A young researcher from the Geneva University Hospital (HUG) and the University of Geneva (UNIGE), Dr Noémie Lang, wins the prestigious Swiss Group for Clinical Cancer Research (SAKK) Trial Network Award, with the intent to carry out a study evaluating early detection of central nervous system involvement in lymphomas. Using sequencing technology to detect circulating tumour DNA in the blood and the cerebrospinal fluid, this diagnostic approach may result in significantly improved standards of quality and precision compared to available analytical assays currently in use. This innovation is expected to enable early diagnosis and improve targeted therapeutic approaches, two key elements for preventing relapses and optimizing the selection of patients requiring therapy. It would significantly improve outcomes in these particularly aggressive forms of lymphoma.
Lymphomas are cancers that originate from white blood cells and affect the lymphatic system, which plays a major role in immune defense. According to the World Health Organization (WHO), they account for 5% of all cancers. Approximatively two-thirds of lymphomas can be successfully and durably treated. However, certain aggressive subtypes of B-cell non-Hodgkin lymphomas still present a poor prognosis.

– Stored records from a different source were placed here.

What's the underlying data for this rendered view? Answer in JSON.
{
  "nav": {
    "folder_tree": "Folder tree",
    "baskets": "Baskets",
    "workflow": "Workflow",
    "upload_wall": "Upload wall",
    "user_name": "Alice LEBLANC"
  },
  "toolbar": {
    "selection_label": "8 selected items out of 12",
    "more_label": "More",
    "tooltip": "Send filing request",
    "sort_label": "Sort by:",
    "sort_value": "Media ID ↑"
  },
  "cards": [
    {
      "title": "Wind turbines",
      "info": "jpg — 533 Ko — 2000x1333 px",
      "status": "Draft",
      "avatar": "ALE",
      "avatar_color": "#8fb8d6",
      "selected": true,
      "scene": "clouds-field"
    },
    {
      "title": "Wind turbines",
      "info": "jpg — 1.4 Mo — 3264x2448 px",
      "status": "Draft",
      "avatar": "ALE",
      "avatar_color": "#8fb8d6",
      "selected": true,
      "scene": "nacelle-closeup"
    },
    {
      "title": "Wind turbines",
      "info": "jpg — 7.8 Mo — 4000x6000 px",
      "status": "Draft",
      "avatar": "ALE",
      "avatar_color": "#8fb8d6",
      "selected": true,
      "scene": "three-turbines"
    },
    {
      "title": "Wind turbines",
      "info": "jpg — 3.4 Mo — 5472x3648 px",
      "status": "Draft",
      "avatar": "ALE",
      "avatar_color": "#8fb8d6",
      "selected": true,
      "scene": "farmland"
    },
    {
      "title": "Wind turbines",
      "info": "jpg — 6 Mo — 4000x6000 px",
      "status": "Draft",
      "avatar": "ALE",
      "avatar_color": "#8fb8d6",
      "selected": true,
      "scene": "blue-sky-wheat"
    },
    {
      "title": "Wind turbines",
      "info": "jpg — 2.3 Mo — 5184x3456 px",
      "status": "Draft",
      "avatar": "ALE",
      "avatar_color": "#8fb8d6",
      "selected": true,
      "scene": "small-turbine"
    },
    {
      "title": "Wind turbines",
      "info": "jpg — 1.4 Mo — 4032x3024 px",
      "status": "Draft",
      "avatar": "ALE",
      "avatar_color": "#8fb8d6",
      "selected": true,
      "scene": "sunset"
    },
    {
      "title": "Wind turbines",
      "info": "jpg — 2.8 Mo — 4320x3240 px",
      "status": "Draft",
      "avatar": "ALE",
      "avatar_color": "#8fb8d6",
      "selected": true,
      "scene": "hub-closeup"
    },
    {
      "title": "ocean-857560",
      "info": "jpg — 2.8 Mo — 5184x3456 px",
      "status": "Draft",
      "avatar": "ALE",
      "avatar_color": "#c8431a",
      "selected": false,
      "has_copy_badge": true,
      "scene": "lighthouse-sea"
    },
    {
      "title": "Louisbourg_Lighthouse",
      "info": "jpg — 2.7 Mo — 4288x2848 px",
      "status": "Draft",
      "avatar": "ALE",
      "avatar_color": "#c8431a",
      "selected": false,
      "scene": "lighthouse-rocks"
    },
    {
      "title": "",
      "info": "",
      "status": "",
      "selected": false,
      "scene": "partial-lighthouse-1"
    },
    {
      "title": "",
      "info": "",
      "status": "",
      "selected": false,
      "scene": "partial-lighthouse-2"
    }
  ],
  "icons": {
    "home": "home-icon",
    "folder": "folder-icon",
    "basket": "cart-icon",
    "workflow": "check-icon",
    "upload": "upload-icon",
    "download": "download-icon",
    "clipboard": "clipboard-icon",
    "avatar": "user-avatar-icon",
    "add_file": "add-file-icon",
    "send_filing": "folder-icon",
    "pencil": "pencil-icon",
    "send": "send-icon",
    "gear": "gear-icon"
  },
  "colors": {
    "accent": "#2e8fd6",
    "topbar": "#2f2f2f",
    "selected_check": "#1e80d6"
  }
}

In 2 to 5% of cases, the disease spreads to the central nervous system and life expectancy drops to a few months. "Preventive therapeutic approaches exist; however, they need to be administered in a more targeted manner by an early accurate detection of central nervous system involvement in high-risk individuals, treating positively-detected patients and sparing toxicities to negatively-detected patients", says the SAKK prize laureate. Dr Noémie Lang is an oncologist at the Oncology Department at the HUG and conducts translational research in the team of Professor Jérôme Tamburini at the Department of Medicine and the Center for Translational Research in Onco-Hematology (CRTOH) of the Faculty of Medicine at UNIGE.

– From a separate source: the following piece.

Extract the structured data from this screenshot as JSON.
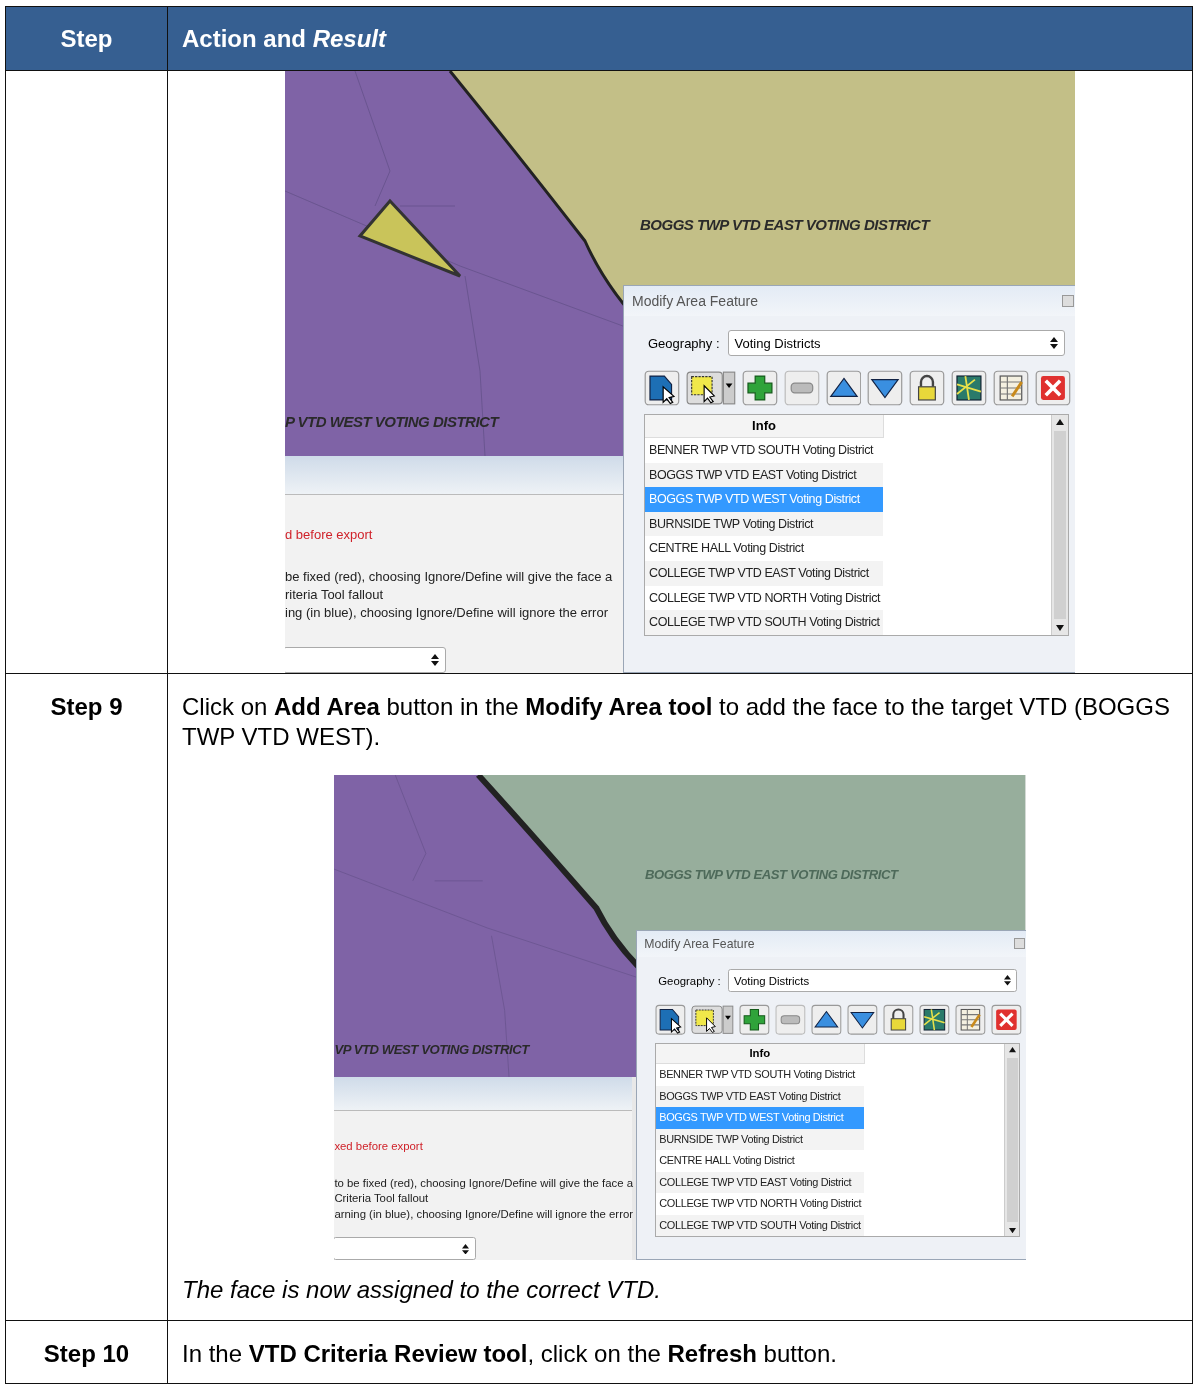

Increasing detection rates
Dr Noémie Lang points out that currently available assays to measure central nervous system involvement of lymphoma have low performance, with detection rates ranging from 8 to 50%. This reality might change with the use of circulating tumor DNA.
In response to the death of a tumoral cell, tumor DNA is released into the blood, as well as other bodily fluids, such as the cerebrospinal fluid (CSF), a liquid that surrounds the brain and spinal cord, representing the central nervous system. With the advent of high-throughput sequencing technologies, circulating tumor DNA can now be easily identified in blood and CSF samples.

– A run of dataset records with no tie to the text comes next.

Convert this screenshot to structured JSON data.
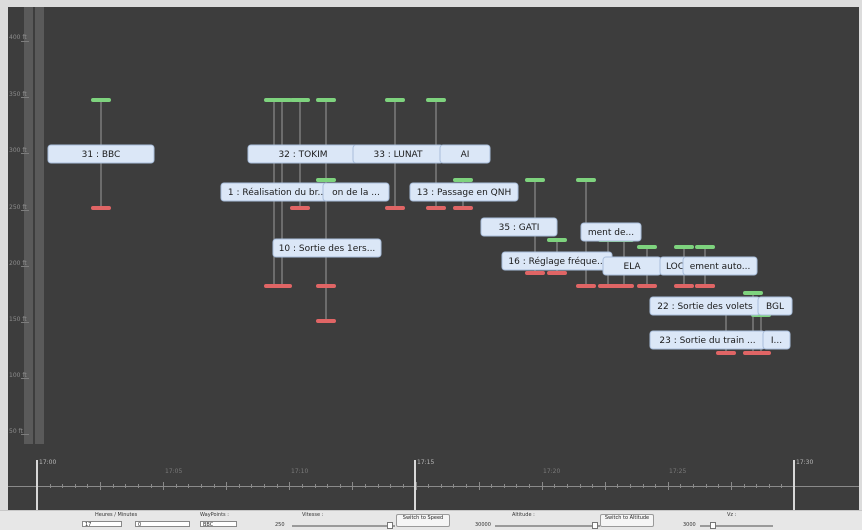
{
  "y_axis": {
    "labels": [
      "400 ft",
      "350 ft",
      "300 ft",
      "250 ft",
      "200 ft",
      "150 ft",
      "100 ft",
      "50 ft"
    ]
  },
  "timeline": {
    "major_labels": [
      "17:00",
      "17:15",
      "17:30"
    ],
    "minor_labels": [
      "17:05",
      "17:10",
      "17:20",
      "17:25"
    ]
  },
  "waypoints": [
    {
      "label": "31 : BBC",
      "pos": "front"
    },
    {
      "label": "32 : TOKIM",
      "pos": "front"
    },
    {
      "label": "33 : LUNAT",
      "pos": "front"
    },
    {
      "label": "AI",
      "pos": "back"
    },
    {
      "label": "1 : Réalisation du br...",
      "pos": "front"
    },
    {
      "label": "on de la ...",
      "pos": "back"
    },
    {
      "label": "13 : Passage en QNH",
      "pos": "front"
    },
    {
      "label": "10 : Sortie des 1ers...",
      "pos": "front"
    },
    {
      "label": "35 : GATI",
      "pos": "front"
    },
    {
      "label": "ment de...",
      "pos": "back"
    },
    {
      "label": "16 : Réglage fréque...",
      "pos": "front"
    },
    {
      "label": "ELA",
      "pos": "back"
    },
    {
      "label": "LOC",
      "pos": "back"
    },
    {
      "label": "ement auto...",
      "pos": "back"
    },
    {
      "label": "22 : Sortie des volets",
      "pos": "front"
    },
    {
      "label": "BGL",
      "pos": "back"
    },
    {
      "label": "23 : Sortie du train ...",
      "pos": "front"
    },
    {
      "label": "I...",
      "pos": "back"
    }
  ],
  "controls": {
    "hours_minutes_label": "Heures / Minutes",
    "hours_value": "17",
    "minutes_value": "0",
    "waypoints_label": "WayPoints :",
    "waypoints_value": "BBC",
    "speed_label": "Vitesse :",
    "speed_value": "250",
    "switch_speed": "Switch to Speed",
    "altitude_label": "Altitude :",
    "altitude_value": "30000",
    "switch_altitude": "Switch to Altitude",
    "vz_label": "Vz :",
    "vz_value": "3000"
  },
  "colors": {
    "background": "#3d3d3d",
    "green_marker": "#7ed37e",
    "red_marker": "#e06565",
    "label_fill": "#dbe7f7"
  }
}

This is what Dr Noémie Lang and the SAKK lymphoma group aim to demonstrate through a prospective clinical study. Blood and CSF samples will be collected from over sixty participants harboring a newly diagnosed aggressive lymphoma. Circulating DNA will be extracted and sequenced to determine its origin and make a diagnosis.
Dr Noémie Lang hypothesizes that "the measurement of circulating tumor DNA in the CSF will outperform currently used assays for detecting central nervous system involvement in lymphoma. This study represents a cornerstone in the development of preventive strategies and early detection of asymptomatic central nervous system involvement in lymphoma. Therapeutic strategies can be accordingly applied to prevent the disease from progressing, becoming symptomatic, and more difficult to treat."
The study will be conducted in twelve Swiss centers and aims to address a timely question, given that the early detection and prevention of central nervous system involvement in lymphomas have remained unanswered clinical issues for several decades, all strong arguments for the awarding of the prize by SAKK to Dr Noémie Lang.
Supporting young researchers and clinical research in oncology
SAKK is an independent, non-profit organization that focuses on cancer research. Founded in 1965, it plays a crucial role not only in advancing cancer research in Switzerland, but also in supporting young clinical researchers in their career development. As a center of expertise, its main objective is to network its members. Its creation of the Network Trial Award, endowed with one million Swiss francs (USD 1.12 million), reflects this objective.
Dr Noémie Lang is the first laureate of the award, and she expresses her gratitude to SAKK as well as to the HUG and UNIGE. "It is a unique opportunity in Switzerland to secure sufficient financing to complete the entire study. I am particularly thrilled as it is challenging to secure funds for clinical research, unlike fundamental research. Thanks to SAKK and its commitment to support young investigators, as well as the exceptional opportunity provided by the HUG and UNIGE to commit 50% of time to research in parallel with clinical work, all of this was made possible."